I have an issue with regular scraping attempts of my public git-forge causing CPU spikes on my server.
They are clearly malicious as they ignore robots.txt and come from randomly changing globally distributed IPs, making normal IP based blocks very work intensive.
I was wondering if anyone knows a collaborative effort to banlist these scrapers via a Suricata ruleset or so?
Thanks.
We used to have that a lot and so we decided to implement some throttling in Apache for some clients.
You might also want to check out the IP blocklists as they should have a few scanners listed. This does however probably not fall into any of the usual categories.
I think Suricata rule might be too taxing on your resources.
What type of scraping did you detect? Are they using a particular bot or scraper that you identified by Useragent or service like Kimono, Scrapinghub
or are these Selenium /Phantom screenscrapers? or simple shell scripts like wget, curl?
Would blocking IP access from AWS, or Google cloud, or other VPS providers help?
I know there is a Shodan scanner blocklist already included in IPFire IP Address Blocklist
My separate firewall mostly idles and is already running Suricata with other rulesets, so I doubt performance would be an issue.

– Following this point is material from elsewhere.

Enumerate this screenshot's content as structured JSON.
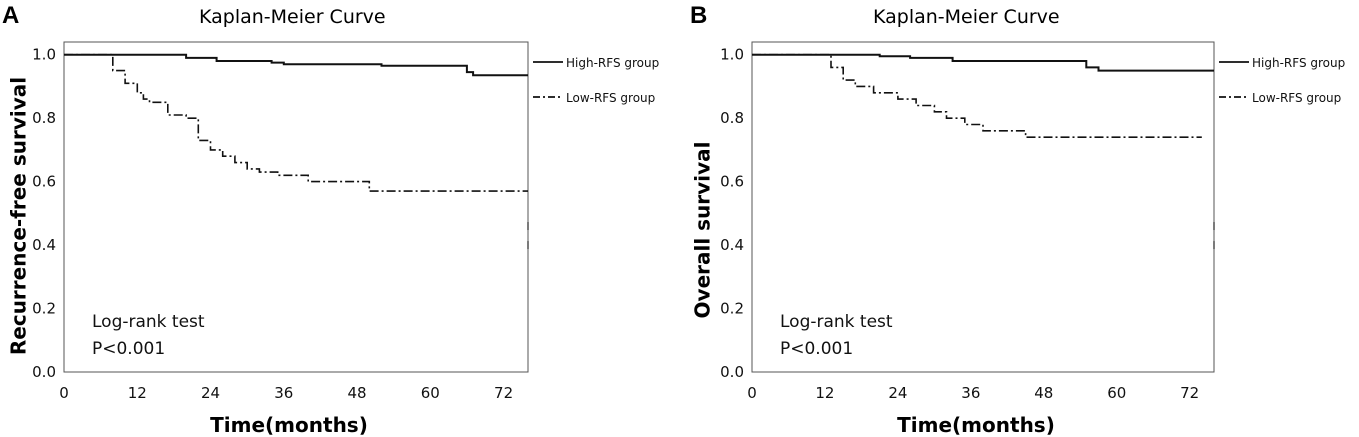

It’s a mixed set of suspicious IPs mostly from Chinese owned datacenters around the world. They mostly do not use common identifiers, so simple rule-sets based on that will not work.
Other git forge hosters like codeberg.org seem to have resorted to an ever increasing manually curated IP blocklist.
https://blog.uberspace.de/2024/08/bad-robots/
Another data point (in German).
isn’t that a python web ui application?
So there is no apache or nginx, so no .htaccess , so it gets index.
The only sites that are ignored are php based sites. That is why they have to provide a sitemap.xml file, etc.
But to let you know, most robots ignore robots.txt use the html meta tag. Google uses both, but will index the site then it reads the robots.txt last if the html meta tag is not set. robots.txt only works with a few, but all (legitimate ones) obey the html meta tag.
What are you referring to?
GIt forge
But I wonder if the traffic is from others running the git forge app that runs the program from the git forge as a Platform-as-a-Service (PaaS) server-less computing.
Because the git forge server runs these PaaS instances
Git forge is a generic term for webservices like Gitlab and Gitea/Forgejo.
So are you using a gitweb self hosted with Apache or Nginx?
And, do you want a region block, or just block all vps which will block anyone using a vpn or is running a web host on their internet connection?
No I am hosting a public Forgejo instance that is regularly attacked by what appears to be AI bot scrapers and and this seems to be a common issue these days with many such code forges like Codeberg.org and others.
I think it would be a great idea with there was a shared Suricata ruleset to filter such scraping attempts out at the firewall level as they do not respect the robots.txt etc. and often change the IP addresses from globally distributed data-centers to circumvent basic IP or geo-blocking.
Quite a few VPNs operate this way and it could be from the same person since the software doesn’t establish a session so a few to every html response is a different ip address.
Looking at this, it looks like an implementation of RUST/C++ which would be a question if it scales and multi threads very well. It would have to be a powerful server (or even a cluster) to deal with this if the client load is high. I’m not a C++ coder so I can’t tell you if they properly sanitise to prevent cross side scripting and side code execution. I hear its the thing for small businesses to host one, but are more resource hungry than just setting up a secure FTP server or a web server with zip or tar files to download.
The difference is every gitlab client executes a copy of gitlab with a request compared to an Apache server running in the background and serving all clients. Github is actually larger scale because they are running a web server environment.
There are other types of servers too that work like gitlab, but they are programmed in Erlang on purpose because they will purposely crash the client instance if someone tries to hack especially with buffer overflow methods and the hacker has to close their browser to disconnect from the crashed instance so automatic hacking scripts are impossible to deploy on those platforms. I’m really surprised that they didn’t use that language writing Gitlab since the style of writing they chose is very similar to Erlang and could easily integrate web site front ends with Elixir and Phoenix.
The only thing I will stress is that all web methods above should always use TLS/SSL encryption for security reasons.